Conferences & Keynotes

  • A saturation of images has constructed dominant, popularized representations of space that are often controlled by “Western” media and government agencies. Thus, images have come to play a fundamental role – alongside literary texts and oral testimonies – in the representation of architecture and the city. In a world populated by the visual, the naturalization of the consumption of images warrants interrogation. In Eyewitnessing: The Use of Images as Historical Evidence, historian Peter Burke advocates for the need for plurality: for images to be placed in “context,” better yet, “in a series of contexts in the plural,” and/or studied within a series of images (p.187). Images are not pure documents, they crop, erase and reveal information and their implications hold different values across time. Operating in plural allows for the re-contextualization of time and place, allowing authors and audiences to see in new ways, challenge silenced, hegemonic, or dominant narratives of architecture and the city. More than ever before, it is necessary to critically reflect on the visual as narrative practice through a deeper engagement with the role images play alongside other sources.

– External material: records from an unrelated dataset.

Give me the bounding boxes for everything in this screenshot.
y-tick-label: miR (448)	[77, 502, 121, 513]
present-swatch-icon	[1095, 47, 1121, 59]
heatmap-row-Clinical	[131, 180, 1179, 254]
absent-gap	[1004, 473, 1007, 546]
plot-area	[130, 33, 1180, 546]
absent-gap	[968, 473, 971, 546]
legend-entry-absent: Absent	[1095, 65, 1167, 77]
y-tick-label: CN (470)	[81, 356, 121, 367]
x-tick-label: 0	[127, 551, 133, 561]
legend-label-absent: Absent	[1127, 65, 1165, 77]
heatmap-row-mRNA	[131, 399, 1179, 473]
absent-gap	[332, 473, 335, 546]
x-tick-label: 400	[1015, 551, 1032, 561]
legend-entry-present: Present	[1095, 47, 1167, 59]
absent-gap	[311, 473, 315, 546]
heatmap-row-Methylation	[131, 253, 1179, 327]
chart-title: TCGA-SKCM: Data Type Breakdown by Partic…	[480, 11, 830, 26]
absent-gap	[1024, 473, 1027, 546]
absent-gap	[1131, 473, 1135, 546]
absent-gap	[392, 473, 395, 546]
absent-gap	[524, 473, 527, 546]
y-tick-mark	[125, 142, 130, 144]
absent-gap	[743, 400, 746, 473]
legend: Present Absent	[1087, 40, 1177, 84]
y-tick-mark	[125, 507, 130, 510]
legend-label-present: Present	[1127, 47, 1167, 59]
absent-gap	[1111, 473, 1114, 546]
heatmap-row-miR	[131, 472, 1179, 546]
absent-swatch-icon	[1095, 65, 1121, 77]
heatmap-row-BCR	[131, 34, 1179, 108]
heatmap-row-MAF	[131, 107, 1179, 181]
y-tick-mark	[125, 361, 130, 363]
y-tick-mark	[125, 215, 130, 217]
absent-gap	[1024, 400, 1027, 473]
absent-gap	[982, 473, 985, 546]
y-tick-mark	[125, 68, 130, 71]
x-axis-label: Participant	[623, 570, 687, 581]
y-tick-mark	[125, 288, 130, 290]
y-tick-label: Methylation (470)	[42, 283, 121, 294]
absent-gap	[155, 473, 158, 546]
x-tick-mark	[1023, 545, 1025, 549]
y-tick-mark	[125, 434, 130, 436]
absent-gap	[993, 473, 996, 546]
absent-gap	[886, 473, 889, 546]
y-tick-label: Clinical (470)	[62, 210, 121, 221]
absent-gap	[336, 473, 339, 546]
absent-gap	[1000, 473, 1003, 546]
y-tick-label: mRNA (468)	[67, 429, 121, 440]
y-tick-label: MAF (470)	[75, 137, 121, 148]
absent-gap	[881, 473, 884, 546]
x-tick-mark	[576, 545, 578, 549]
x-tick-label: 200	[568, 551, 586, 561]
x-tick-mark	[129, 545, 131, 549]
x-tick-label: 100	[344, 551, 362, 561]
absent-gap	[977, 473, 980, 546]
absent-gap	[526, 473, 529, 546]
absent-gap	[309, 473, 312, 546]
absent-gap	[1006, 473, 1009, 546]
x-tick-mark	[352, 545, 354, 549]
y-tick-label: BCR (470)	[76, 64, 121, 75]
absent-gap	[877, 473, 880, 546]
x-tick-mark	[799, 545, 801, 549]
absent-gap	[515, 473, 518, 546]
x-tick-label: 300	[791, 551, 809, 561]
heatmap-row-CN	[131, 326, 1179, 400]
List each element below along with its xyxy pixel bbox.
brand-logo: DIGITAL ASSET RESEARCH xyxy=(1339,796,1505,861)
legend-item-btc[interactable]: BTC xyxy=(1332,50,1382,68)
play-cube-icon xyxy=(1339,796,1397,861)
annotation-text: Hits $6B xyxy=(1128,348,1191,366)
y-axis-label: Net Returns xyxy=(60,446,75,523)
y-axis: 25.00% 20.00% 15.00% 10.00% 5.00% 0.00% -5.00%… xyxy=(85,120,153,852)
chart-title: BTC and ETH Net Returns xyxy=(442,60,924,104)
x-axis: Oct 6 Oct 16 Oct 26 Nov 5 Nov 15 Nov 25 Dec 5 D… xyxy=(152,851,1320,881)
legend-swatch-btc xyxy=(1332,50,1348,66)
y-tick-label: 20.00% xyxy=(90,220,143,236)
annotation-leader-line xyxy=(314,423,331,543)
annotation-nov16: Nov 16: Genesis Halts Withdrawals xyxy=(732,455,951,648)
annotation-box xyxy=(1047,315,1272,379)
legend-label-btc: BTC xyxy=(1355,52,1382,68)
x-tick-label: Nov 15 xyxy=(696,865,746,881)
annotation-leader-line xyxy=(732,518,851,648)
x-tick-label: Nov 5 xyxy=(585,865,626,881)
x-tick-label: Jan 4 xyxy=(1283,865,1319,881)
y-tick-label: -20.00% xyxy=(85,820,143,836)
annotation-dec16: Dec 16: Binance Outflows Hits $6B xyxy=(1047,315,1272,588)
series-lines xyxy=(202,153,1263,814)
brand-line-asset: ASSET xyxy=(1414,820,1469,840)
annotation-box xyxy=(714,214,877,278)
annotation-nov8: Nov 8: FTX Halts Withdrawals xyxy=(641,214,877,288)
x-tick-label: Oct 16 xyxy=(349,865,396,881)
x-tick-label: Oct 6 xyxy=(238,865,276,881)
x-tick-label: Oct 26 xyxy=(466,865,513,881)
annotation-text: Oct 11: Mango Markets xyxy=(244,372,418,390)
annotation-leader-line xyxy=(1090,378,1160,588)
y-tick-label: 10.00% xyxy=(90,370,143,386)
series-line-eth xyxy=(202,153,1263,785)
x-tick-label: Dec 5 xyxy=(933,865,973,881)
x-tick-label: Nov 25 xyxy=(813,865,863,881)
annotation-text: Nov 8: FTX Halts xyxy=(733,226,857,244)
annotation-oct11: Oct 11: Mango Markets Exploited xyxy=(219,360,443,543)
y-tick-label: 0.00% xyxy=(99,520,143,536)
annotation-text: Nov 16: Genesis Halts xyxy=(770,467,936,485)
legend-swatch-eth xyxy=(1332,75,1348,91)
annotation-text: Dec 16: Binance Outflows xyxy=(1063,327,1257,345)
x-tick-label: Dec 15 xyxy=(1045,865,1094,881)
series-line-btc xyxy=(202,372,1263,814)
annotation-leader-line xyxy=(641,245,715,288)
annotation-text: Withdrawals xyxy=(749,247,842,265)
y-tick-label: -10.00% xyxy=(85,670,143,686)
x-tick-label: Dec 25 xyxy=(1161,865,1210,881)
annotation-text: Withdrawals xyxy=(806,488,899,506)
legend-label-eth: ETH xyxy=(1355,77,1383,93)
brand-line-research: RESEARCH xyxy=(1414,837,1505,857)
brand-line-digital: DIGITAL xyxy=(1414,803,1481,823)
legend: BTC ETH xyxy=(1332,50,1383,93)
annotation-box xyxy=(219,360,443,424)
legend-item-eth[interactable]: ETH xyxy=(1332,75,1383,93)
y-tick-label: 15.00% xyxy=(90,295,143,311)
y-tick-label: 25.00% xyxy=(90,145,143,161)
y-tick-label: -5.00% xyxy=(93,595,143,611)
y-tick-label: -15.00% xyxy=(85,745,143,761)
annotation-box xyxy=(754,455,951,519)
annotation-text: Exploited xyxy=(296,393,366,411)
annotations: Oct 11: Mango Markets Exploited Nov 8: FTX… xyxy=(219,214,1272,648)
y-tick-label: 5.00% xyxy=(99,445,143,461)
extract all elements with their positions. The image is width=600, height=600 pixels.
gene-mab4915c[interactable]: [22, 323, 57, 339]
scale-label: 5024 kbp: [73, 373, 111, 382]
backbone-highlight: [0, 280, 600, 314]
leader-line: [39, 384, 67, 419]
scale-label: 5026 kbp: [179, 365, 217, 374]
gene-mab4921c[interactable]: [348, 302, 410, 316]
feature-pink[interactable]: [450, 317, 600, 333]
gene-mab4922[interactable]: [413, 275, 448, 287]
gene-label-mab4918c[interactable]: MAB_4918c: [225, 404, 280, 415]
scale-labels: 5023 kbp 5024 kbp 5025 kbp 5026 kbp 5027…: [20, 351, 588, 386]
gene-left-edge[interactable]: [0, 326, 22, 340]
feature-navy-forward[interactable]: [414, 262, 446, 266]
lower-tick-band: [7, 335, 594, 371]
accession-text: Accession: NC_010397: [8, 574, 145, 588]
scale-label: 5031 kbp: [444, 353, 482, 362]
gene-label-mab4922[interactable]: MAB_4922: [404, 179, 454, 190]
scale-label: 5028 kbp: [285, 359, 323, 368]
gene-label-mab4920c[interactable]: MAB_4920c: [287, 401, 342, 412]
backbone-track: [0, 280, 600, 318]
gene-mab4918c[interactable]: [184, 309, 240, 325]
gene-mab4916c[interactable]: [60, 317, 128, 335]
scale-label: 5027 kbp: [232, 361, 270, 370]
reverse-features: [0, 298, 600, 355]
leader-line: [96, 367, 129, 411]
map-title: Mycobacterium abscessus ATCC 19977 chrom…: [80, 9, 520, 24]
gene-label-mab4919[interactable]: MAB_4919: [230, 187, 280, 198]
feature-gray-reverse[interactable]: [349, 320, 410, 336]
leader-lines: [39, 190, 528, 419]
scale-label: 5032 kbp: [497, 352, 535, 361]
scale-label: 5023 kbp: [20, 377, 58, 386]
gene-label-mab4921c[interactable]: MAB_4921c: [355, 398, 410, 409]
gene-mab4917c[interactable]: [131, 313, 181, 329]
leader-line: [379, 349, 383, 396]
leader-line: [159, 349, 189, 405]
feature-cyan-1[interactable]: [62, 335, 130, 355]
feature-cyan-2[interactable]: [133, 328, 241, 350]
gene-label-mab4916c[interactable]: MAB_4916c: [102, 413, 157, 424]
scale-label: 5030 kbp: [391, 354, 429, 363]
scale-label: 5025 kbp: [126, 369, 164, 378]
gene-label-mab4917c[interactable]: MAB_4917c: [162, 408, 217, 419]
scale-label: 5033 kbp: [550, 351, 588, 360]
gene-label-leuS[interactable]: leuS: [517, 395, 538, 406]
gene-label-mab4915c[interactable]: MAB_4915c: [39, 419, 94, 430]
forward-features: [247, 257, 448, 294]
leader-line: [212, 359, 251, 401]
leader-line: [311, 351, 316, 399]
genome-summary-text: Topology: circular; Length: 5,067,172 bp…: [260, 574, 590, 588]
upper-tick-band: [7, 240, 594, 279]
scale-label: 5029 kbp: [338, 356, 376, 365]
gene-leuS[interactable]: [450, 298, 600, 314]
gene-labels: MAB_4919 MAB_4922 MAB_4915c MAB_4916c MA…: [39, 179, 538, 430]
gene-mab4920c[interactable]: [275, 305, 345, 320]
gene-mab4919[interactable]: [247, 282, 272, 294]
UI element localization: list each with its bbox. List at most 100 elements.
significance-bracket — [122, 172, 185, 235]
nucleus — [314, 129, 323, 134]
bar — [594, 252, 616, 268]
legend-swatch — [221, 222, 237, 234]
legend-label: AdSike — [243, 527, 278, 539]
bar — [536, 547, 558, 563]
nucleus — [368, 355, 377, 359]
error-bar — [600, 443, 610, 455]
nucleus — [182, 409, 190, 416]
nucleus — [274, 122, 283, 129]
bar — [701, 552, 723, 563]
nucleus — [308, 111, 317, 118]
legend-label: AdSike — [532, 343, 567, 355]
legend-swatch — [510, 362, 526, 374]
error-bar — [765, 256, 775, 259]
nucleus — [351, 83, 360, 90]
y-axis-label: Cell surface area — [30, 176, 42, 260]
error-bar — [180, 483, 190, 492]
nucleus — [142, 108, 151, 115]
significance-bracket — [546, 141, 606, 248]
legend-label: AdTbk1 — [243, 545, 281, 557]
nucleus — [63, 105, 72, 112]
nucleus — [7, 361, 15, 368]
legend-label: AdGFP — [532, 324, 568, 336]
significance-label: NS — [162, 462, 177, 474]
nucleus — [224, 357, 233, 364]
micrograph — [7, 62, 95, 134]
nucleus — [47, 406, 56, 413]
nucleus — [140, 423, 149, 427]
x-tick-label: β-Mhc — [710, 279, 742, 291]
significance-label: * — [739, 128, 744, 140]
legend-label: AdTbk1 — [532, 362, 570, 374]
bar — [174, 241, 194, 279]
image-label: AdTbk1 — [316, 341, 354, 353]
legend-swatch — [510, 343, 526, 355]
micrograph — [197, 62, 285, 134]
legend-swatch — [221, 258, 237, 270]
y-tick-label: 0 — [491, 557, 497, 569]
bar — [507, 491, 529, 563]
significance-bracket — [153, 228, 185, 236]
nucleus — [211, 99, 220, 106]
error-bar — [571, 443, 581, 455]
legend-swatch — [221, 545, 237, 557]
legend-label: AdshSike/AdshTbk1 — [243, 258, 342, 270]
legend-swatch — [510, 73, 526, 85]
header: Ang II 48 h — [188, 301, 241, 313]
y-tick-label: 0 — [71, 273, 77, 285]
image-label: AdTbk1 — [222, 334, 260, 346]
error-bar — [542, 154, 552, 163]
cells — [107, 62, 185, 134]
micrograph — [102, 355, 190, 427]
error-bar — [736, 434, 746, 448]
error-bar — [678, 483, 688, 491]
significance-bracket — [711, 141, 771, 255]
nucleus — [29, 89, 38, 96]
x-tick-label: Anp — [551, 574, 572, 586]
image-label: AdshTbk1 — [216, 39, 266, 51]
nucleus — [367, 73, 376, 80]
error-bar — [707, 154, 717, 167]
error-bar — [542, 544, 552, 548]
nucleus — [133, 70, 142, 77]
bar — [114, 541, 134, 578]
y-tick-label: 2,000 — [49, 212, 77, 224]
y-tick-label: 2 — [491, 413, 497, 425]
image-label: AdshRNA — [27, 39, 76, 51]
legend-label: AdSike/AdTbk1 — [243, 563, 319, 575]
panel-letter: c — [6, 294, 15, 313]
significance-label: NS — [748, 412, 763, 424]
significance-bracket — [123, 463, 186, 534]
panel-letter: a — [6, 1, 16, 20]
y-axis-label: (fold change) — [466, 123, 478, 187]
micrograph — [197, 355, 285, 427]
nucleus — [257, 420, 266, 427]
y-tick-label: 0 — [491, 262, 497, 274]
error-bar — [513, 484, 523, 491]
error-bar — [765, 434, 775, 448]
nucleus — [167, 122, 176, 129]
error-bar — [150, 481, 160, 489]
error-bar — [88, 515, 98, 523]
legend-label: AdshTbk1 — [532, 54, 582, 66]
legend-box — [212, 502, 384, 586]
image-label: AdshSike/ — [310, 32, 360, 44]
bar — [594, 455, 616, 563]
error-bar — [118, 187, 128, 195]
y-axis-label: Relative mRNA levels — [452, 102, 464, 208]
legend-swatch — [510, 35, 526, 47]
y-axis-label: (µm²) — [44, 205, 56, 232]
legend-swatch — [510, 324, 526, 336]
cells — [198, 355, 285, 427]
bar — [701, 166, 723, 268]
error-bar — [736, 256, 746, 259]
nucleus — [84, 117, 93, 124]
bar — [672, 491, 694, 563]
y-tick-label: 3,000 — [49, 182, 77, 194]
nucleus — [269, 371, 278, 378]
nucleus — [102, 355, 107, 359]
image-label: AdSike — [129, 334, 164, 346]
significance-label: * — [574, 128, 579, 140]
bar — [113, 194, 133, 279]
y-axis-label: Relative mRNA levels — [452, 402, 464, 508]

    Methods of recording, collecting and assembling knowledge through visual practice has a long history and has played a critical role in the production of urban histories throughout the twentieth century. Situating this practice, the paper first discusses an oeuvre of historical and contemporary precedents from Aby Warburg’s Mnemosyne Atlas to Geoffrey Farmer’s Leaves of Grass. These precedents trace alternative histories of everyday life through images, content and spatial arrangement. Subsequently, this paper usees two case studies from the Indo-Pacific Atlas – a large-scale photographic installation – to demonstrate how images are used to reveal counter-narratives on the city. As a result, operating in the plural yields non-chronological and non-hegemonic constructions of urban realities in Beirut and Medellin.

    Burke, J. (2014). Eyewitnessing: The Use of Images As Historical Evidence. London: Reaktion Books.

    Image caption:

    ​​The Indo-Pacific Atlas comprises four case studies that constitute a new reading of the region. The projects are Immaterial Company Towns by Gonzalo Valiente; Cape Town: Youtube Gentrification by Kane Pham; The Urbanism of Al Jazeera by Endriana Audisho; and Medellin A Tale of Two Cities by Christina Deluchi. Overseen by Urtzi Grau and photographed by Jack Dunbar. Photograph by Jack Dunbar.

  • Scenario-based participatory drawing (SBPD) and the dynamic potential of informal space

    Participatory design is often promoted as an inclusive, open-ended, and fluid methodology for giving voice to marginalised and underrepresented user groups.[1] Within an Aboriginal design context in Australia, participatory design acknowledges the complex socio-political milieu and cultural differences; there is an implied responsibility to address social, cultural, political, and economic challenges within architectural design processes. Reflecting on a series of participatory workshops undertaken within the evaluation of an Aboriginal housing program within the Indigenous community of Wreck Bay, Australia, this paper explores the potential of Scenario-Based Participatory Drawing (SBPD) to identify the dynamic potential of informal spaces relevant to culturally responsive architectural design outcomes. The research draws on methods developed by Farley et al. in ‘The House Game’, which asked residents to draw a plan of their house while describing the “interactional politics of the household”[2] (Farley et al). Aligning with the assertion that ‘Informality carries missions of the gathering of people and reacts to the needs of the local communities,’ within an Aboriginal context, conversations about daily practices and cultural events such as Easter, Christmas, Weddings and Funerals and the use of informal and alternative spaces promoted residents to reflect on their familial and household relationships as well as different modes of gathering indicating the user’s housing needs. Adapting Paul Memmotts Cultural Design Paradigm as an analytical framework, this paper evaluates the capacity of Scenario-Based Participatory Drawing as a technique to identify the tangible and intangible use of informal spaces to inform design principles for new models of culturally responsive Aboriginal housing outcomes.

  • Towards Aboriginal home ownership? Implications of subdivision with discrete Aboriginal communities of Australia

    Discrete Aboriginal communities in Australia were originally established as missions and reserves under government policy that forcibly removed Aboriginal people from their traditional lands. Ongoing compensatory land claims, in recognition of Aboriginal land rights, have resulted in the transfer of title of these former missions and reserves to Aboriginal people.

    Focused on two recent programs to subdivide Aboriginal lands in the communities of Jervis Bay Territory and New South Wales, this paper explores the implications, advantages, and disadvantages of subdividing community lands within remote Aboriginal communities of Australia.